Fairness Lies

Please listen to the video attached of Thomas Sowell. It is a great explanation of where we have accepted the lies of the fairness agenda from the left.

What are the lies of the fairness agenda that the left pushes on us, and especially on the children of the country? The easiest answer is that we need to lower standards to include the person that can’t seem to obtain the current standards. It is the same thing as the participation trophy for everyone idea. This idea simply pushes people to be lazy and accept defeat.
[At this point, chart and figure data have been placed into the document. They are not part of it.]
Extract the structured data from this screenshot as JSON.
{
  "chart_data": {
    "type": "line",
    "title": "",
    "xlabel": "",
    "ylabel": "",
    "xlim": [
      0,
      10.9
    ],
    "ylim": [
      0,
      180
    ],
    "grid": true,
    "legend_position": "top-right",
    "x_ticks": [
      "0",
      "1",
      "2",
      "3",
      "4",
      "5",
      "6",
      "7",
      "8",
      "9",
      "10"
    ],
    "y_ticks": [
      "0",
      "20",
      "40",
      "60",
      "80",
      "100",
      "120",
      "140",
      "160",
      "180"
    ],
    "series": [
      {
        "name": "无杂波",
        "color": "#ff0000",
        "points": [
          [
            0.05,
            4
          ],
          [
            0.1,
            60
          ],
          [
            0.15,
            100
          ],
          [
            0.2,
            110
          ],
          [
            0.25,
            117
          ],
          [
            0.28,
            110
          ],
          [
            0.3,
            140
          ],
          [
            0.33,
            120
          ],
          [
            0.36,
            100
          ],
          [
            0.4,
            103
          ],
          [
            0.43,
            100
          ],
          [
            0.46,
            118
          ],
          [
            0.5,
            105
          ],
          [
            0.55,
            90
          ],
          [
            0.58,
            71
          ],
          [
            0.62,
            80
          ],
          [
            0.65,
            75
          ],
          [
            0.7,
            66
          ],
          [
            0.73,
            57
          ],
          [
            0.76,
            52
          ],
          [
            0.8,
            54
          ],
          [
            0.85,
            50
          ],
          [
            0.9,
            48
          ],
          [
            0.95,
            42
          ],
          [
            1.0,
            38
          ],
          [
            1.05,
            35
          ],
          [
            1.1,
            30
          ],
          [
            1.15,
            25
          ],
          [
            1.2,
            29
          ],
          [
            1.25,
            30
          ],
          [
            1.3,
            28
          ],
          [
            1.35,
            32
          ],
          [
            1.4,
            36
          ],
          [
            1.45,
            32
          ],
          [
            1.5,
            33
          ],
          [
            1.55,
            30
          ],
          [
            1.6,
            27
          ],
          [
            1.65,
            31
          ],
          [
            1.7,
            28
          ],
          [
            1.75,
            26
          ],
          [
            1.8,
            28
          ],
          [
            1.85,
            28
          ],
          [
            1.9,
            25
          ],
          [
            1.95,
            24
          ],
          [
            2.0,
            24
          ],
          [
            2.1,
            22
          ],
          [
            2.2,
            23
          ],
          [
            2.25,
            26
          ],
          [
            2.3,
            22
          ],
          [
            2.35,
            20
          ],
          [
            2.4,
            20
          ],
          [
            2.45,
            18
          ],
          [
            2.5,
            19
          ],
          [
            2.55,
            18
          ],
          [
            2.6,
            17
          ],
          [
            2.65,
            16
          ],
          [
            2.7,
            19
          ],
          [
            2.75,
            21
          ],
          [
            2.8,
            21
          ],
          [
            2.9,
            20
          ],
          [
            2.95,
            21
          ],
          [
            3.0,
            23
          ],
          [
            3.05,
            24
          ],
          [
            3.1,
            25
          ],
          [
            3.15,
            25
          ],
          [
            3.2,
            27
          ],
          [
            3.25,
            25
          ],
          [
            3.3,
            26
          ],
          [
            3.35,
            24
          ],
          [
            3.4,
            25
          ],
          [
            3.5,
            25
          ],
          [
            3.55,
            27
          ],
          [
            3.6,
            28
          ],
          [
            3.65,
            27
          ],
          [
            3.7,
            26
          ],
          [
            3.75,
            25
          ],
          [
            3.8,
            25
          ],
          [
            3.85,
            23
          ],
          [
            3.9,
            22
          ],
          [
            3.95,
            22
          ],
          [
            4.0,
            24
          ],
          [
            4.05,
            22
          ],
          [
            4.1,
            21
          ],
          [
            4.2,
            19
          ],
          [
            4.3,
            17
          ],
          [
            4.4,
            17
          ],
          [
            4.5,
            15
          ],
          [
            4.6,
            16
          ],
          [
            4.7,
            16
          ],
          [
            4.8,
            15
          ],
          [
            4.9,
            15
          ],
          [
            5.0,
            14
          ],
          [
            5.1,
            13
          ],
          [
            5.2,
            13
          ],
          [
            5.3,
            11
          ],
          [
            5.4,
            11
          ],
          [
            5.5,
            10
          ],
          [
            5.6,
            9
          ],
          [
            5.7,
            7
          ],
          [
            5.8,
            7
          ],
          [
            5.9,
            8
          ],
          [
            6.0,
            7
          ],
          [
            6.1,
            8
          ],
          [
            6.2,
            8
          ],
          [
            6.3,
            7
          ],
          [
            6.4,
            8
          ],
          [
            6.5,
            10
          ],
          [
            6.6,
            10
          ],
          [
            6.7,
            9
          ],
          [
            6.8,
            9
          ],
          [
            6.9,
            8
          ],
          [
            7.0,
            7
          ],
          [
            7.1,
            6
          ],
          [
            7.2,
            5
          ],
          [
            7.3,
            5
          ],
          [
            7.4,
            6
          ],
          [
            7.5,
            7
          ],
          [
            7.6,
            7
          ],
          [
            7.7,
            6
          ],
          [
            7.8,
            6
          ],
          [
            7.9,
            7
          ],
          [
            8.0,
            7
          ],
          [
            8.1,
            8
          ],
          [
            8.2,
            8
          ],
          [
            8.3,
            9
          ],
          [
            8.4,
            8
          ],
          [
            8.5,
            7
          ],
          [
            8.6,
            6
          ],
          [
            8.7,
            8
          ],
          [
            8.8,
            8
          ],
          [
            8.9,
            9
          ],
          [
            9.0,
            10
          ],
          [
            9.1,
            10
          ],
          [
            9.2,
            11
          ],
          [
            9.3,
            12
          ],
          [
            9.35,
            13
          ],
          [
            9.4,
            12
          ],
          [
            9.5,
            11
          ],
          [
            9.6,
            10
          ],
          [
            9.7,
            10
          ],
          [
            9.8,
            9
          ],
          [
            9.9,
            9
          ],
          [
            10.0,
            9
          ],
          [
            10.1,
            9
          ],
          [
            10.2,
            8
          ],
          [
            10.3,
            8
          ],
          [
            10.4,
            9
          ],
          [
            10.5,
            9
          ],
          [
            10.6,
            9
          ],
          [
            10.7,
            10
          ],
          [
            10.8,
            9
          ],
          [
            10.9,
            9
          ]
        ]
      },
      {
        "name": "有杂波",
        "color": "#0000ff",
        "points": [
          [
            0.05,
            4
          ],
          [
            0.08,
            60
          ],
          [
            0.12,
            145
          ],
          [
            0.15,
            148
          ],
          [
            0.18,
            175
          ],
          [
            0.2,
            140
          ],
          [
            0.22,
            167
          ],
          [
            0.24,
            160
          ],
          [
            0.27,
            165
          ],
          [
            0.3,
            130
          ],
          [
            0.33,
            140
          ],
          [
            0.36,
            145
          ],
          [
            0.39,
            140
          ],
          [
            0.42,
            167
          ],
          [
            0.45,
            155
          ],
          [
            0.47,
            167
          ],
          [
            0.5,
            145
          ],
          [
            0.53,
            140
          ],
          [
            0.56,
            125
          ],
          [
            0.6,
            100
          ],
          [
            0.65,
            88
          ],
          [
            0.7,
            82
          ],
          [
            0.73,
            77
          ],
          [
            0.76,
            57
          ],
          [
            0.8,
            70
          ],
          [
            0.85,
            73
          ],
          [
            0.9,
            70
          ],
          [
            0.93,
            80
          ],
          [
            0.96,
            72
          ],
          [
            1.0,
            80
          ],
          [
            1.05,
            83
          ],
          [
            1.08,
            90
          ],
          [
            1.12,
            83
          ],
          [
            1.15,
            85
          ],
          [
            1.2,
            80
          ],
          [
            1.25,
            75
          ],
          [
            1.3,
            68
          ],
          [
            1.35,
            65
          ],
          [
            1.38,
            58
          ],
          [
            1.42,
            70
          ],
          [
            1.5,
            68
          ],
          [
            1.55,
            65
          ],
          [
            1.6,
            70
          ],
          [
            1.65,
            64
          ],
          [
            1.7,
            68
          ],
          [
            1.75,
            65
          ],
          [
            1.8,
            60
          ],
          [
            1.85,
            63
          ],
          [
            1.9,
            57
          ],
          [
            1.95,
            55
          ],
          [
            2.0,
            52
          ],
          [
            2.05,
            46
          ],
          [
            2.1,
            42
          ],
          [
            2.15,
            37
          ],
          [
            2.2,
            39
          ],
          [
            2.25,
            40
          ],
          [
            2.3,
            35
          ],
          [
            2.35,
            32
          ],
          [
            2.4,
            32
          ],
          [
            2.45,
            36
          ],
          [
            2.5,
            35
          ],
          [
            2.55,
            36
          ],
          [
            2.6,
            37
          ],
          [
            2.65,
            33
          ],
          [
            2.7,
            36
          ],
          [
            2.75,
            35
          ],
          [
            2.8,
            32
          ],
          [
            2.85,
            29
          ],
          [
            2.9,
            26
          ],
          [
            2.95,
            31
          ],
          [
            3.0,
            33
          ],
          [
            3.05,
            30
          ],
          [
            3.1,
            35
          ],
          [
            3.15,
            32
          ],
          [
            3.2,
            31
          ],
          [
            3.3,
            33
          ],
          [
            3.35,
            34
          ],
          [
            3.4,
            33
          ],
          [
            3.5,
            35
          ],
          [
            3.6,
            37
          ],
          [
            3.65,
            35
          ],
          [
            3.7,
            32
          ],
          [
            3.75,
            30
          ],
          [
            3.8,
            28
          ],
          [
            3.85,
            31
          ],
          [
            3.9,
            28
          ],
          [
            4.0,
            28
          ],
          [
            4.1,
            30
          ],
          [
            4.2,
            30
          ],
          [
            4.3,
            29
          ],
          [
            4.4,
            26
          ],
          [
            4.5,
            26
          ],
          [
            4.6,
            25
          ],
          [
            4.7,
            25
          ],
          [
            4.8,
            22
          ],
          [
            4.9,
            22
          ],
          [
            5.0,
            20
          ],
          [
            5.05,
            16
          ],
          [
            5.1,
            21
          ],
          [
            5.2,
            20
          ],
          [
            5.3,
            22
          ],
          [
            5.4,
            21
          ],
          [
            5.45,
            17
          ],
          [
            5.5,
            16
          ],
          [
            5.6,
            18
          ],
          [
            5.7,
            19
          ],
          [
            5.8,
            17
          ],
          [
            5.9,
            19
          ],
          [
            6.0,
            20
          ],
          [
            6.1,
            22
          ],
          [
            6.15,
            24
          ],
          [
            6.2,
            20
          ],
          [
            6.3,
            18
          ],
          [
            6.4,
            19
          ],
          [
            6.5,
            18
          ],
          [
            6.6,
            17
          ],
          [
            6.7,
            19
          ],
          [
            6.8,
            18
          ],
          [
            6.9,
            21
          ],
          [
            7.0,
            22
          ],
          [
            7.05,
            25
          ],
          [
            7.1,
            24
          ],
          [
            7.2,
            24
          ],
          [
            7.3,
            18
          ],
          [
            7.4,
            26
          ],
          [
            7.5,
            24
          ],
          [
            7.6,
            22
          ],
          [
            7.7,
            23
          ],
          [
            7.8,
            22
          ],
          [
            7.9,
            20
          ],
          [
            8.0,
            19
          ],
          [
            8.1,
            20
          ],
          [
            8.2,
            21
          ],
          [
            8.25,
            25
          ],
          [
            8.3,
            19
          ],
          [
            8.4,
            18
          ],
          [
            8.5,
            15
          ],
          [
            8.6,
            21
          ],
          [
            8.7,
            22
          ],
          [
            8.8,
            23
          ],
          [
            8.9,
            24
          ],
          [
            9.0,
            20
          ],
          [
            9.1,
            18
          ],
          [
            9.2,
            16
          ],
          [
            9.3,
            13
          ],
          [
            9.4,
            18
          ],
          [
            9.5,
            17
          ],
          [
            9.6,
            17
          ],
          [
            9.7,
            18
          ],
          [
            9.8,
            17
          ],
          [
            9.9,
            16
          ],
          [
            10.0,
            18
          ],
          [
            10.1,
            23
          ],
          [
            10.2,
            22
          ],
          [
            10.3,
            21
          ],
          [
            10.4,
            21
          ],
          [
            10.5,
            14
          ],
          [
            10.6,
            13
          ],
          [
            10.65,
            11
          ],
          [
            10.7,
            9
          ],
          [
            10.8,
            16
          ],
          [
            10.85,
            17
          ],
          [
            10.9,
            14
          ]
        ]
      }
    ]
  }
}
I am sure that right now I have a number of people reading this and thinking I just don’t understand. That I just don’t get that there are some people that just can’t make it with the current standards and that is unfair. Well, I will say that it is complete and utter BS. I will agree that there are many people that have issues or come from a background that makes it harder to succeed in school, sports, the workplace, etc. I will also tell you that in my life I have found that if you let yourself believe that, you are going to fail at everything you do. I believe I am an example of that.

How do I believe I am an example of that? When I was in school I was horrible at spelling and writing, I sometimes still believe that. So, from an earlier age, I figured college was not something I would ever be able to do, let alone even come close to thinking of many things I have done in my life. I knew that I was going to go into the service and probably after that just find a job I could work. I thought this because of myself, my teachers, and my parents on the other hand never tried to make things easy on me. But after boot camp, I started to look back and see what I had achieved in high school and boot camp.

What was it that I had done to that point? Looking back I saw that I was one of the smallest football players on the team, from youth football to high school. Yet, in youth football, I played center and nose guard. Then in high school, I went on to play center and defensive end at a whopping 135lbs. I didn’t make excuses, just learned how to play those positions against guys that outweighed me by 50 to 100lbs or more. In my worst subject, English, I went from believing I was an idiot because my spelling and grammar were so bad, to learning that I liked to write poems and short stories (something I am trying to do more of). It took one teacher, Mr. Richards to show me where I thrived in his class.

Years later I attended college and earned my AAIT. When I started that I was worried because of my poor study habits and horrible past in writing papers. I soon find myself getting A’s on my papers and comments as to how well I had written the term papers. I then started to write OP-EDs for the local papers.

My point in telling you all of this is that I had a choice to make earlier in my life. Either take the stance that it all was unfair and I would never amount to anything or as the saying goes, pull myself up by the bootstraps and try again. I of course took hold of my bootstraps and had good support from my family and teachers along the way.

Had I had the type of teachers, coaches, and parents that helped me make excuses and called everything unfair. Had they lowered the standards for me because I just couldn’t meant the standard everyone else could. Well, I would not be writing this now. I would not have worked at companies like The Boeing Company, Northrop Grumman, or the college I currently work at. I would not have obtained my AAIT degree or even attempted to go to college.

Today, what I see is people convincing the younger generation that they can not move out of their own way, let alone past their own family history. They have stopped pointing to good role models that came from the same locations and succeed. People like Martin Luther King Jr., Thomas Sowell, and even people I disagree with like Barrack Obama, and Ceasar Chavez. They don’t even have their children look into their own families for role models. For me, I look at my grandfather that came to the US from Mexico. He worked until he retired, paid his taxes, raised 4 kids, sent one of them to Vietnam, and never obtained his US citizenship. Yet, he never complained about his position in life, even when he worked in a job where racism was bad.

Life is not fair. Sorry, but it is true that life is not fair. But allowing others to convince you that you will never be able to make it without others lowering the standards is an insult. It is an insult to you and to the hundreds of others that have made it before you. They had to really fight to be allowed to even attend a school, join the military or vote. Really, what these people are doing is holding you down and saying you can’t make it because of your place in their mind’s eye of you. Whether it is because of your race, color, nationality, sex, or social class, they are lying to you.